Folha de S. Paulo


Drogas e eleição

Apesar de ser um tema profundamente indigesto para candidatos com real chance de vitória, a questão das drogas não pode ficar fora do debate eleitoral.

O Brasil, assim como muitos países da América Latina, tem experimentado um processo de expansão no consumo de drogas na última década. As drogas vêm se consolidando como parte do repertório de "entretenimento" da população jovem, não apenas nas grandes metrópoles, mas também em cidades de médio e pequeno porte.

De um país de trânsito, o Brasil tornou-se um dos principais pontos de consumo e também de alta produção. Somos hoje o segundo maior consumidor de cocaína do mundo.

A complexidade e a competição no mercado de drogas têm tornado os traficantes cada vez mais eficientes e globalmente conectados, fazendo a atuação das autoridades ainda mais difícil.

As consequências de uma insensata e ineficaz política antidrogas são devastadoras. Os impactos sobre os consumidores, suas famílias e a comunidade, assombrosos, especialmente nas franjas sociais, onde as redes de proteção encontram-se mais esgarçadas.

Estima-se que uma parte substancial dos mais de 50 mil homicídios praticados no Brasil a cada ano esteja direta ou indiretamente ligada ao comércio de drogas. As necessidades financeiras decorrentes do vício favorecem o crescimento de crimes contra o patrimônio, como temos assistido nos últimos anos.

Essas consequências são diretamente sentidas no sistema carcerário. De 1990 aos dias de hoje, o sistema prisional cresceu mais de 500%, saltando de 90 mil para 540 mil detentos. Hoje, pelo menos 25% dos homens e 50% das mulheres encontram-se presos por tráfico.

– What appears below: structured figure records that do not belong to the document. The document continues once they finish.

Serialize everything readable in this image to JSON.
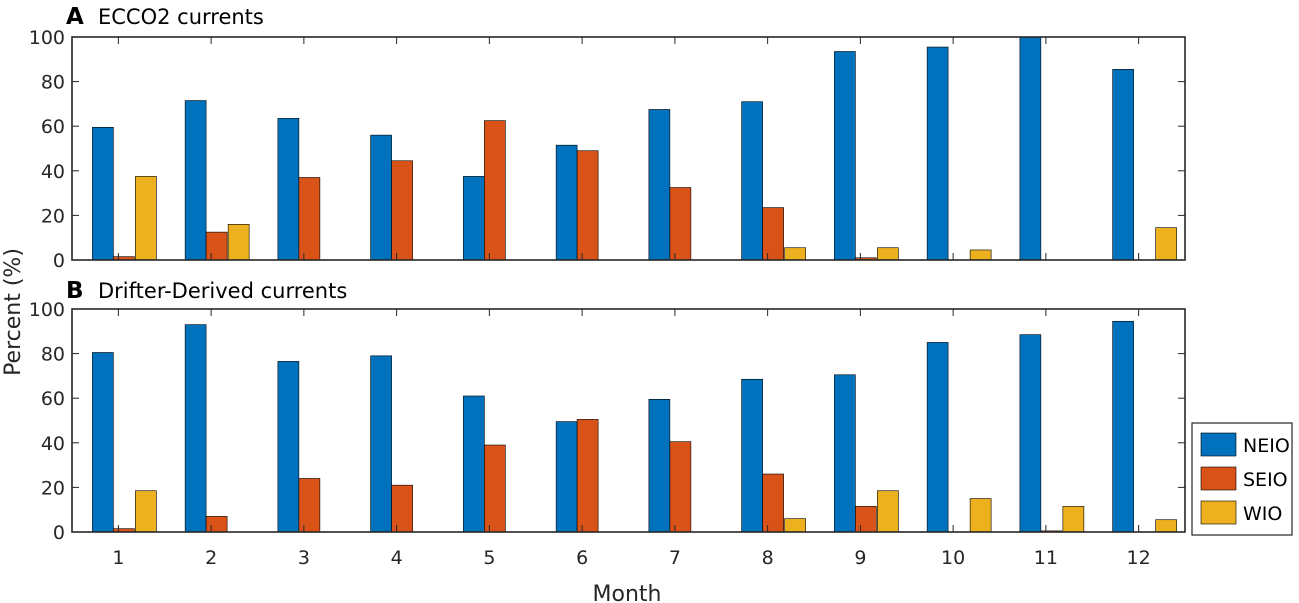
{
  "ylabel": "Percent (%)",
  "xlabel": "Month",
  "colors": {
    "NEIO": "#0072BD",
    "SEIO": "#D95319",
    "WIO": "#EDB120"
  },
  "legend": {
    "position": "right",
    "entries": [
      "NEIO",
      "SEIO",
      "WIO"
    ]
  },
  "chart_data": [
    {
      "type": "bar",
      "panel": "A",
      "title": "ECCO2 currents",
      "categories": [
        "1",
        "2",
        "3",
        "4",
        "5",
        "6",
        "7",
        "8",
        "9",
        "10",
        "11",
        "12"
      ],
      "ylim": [
        0,
        100
      ],
      "yticks": [
        0,
        20,
        40,
        60,
        80,
        100
      ],
      "xlabel": "",
      "ylabel": "Percent (%)",
      "series": [
        {
          "name": "NEIO",
          "values": [
            59.5,
            71.5,
            63.5,
            56,
            37.5,
            51.5,
            67.5,
            71,
            93.5,
            95.5,
            100,
            85.5
          ]
        },
        {
          "name": "SEIO",
          "values": [
            1.5,
            12.5,
            37,
            44.5,
            62.5,
            49,
            32.5,
            23.5,
            1,
            0,
            0,
            0
          ]
        },
        {
          "name": "WIO",
          "values": [
            37.5,
            16,
            0,
            0,
            0,
            0,
            0,
            5.5,
            5.5,
            4.5,
            0,
            14.5
          ]
        }
      ]
    },
    {
      "type": "bar",
      "panel": "B",
      "title": "Drifter-Derived currents",
      "categories": [
        "1",
        "2",
        "3",
        "4",
        "5",
        "6",
        "7",
        "8",
        "9",
        "10",
        "11",
        "12"
      ],
      "ylim": [
        0,
        100
      ],
      "yticks": [
        0,
        20,
        40,
        60,
        80,
        100
      ],
      "xlabel": "Month",
      "ylabel": "Percent (%)",
      "series": [
        {
          "name": "NEIO",
          "values": [
            80.5,
            93,
            76.5,
            79,
            61,
            49.5,
            59.5,
            68.5,
            70.5,
            85,
            88.5,
            94.5
          ]
        },
        {
          "name": "SEIO",
          "values": [
            1.5,
            7,
            24,
            21,
            39,
            50.5,
            40.5,
            26,
            11.5,
            0,
            0.5,
            0
          ]
        },
        {
          "name": "WIO",
          "values": [
            18.5,
            0,
            0,
            0,
            0,
            0,
            0,
            6,
            18.5,
            15,
            11.5,
            5.5
          ]
        }
      ]
    }
  ]
}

Grande parte desse contingente é composta por passadores, especialmente entre as mulheres. Muitas delas aliciadas pelo tráfico na porta dos cárceres ao visitar companheiros, pais ou filhos. Cárceres violentos, superlotados e dominados por facções, onde o Estado é apenas sócio minoritário, tornaram-se um elemento chave na espiral de crescimento do tráfico no Brasil.

A democracia e o Estado de Direito também se tornam vítimas de um mercado criminoso altamente rentável. Com margens de lucro astronômicas, o tráfico elege seus representantes, corrompe autoridades e aterroriza a comunidade, fragilizando ainda mais a capacidade do Estado de manter a paz. Excedentes de recursos também são empregados na compra de armas pesadas que, além de fomentar a criminalidade internacional, deixam acuadas as autoridades públicas.

Em resumo, a política de guerra às drogas, prevalentemente repressiva, marginaliza consumidores, promove o crime e tem um efeito exponencial sobre a corrupção. Daí o seu fracasso.

Estudos e corajosas experiências têm demonstrado que o melhor caminho é investir em políticas ativas de prevenção, tratamento, controle de danos e cerrado cerco aos verdadeiros traficantes.

Isso exige nova postura do direito criminal em relação a consumidores e pequenos distribuidores. Portugal, Suíça, Uruguai e diversos Estados norte-americanos estão buscando novas alternativas. Não se trata de propor políticas minimamente tolerantes com drogas, traficantes e seus acólitos no poder público e no sistema financeiro, mas de estabelecer meios mais eficientes para conter o seu devastador impacto sobre os jovens, as comunidades e a própria democracia.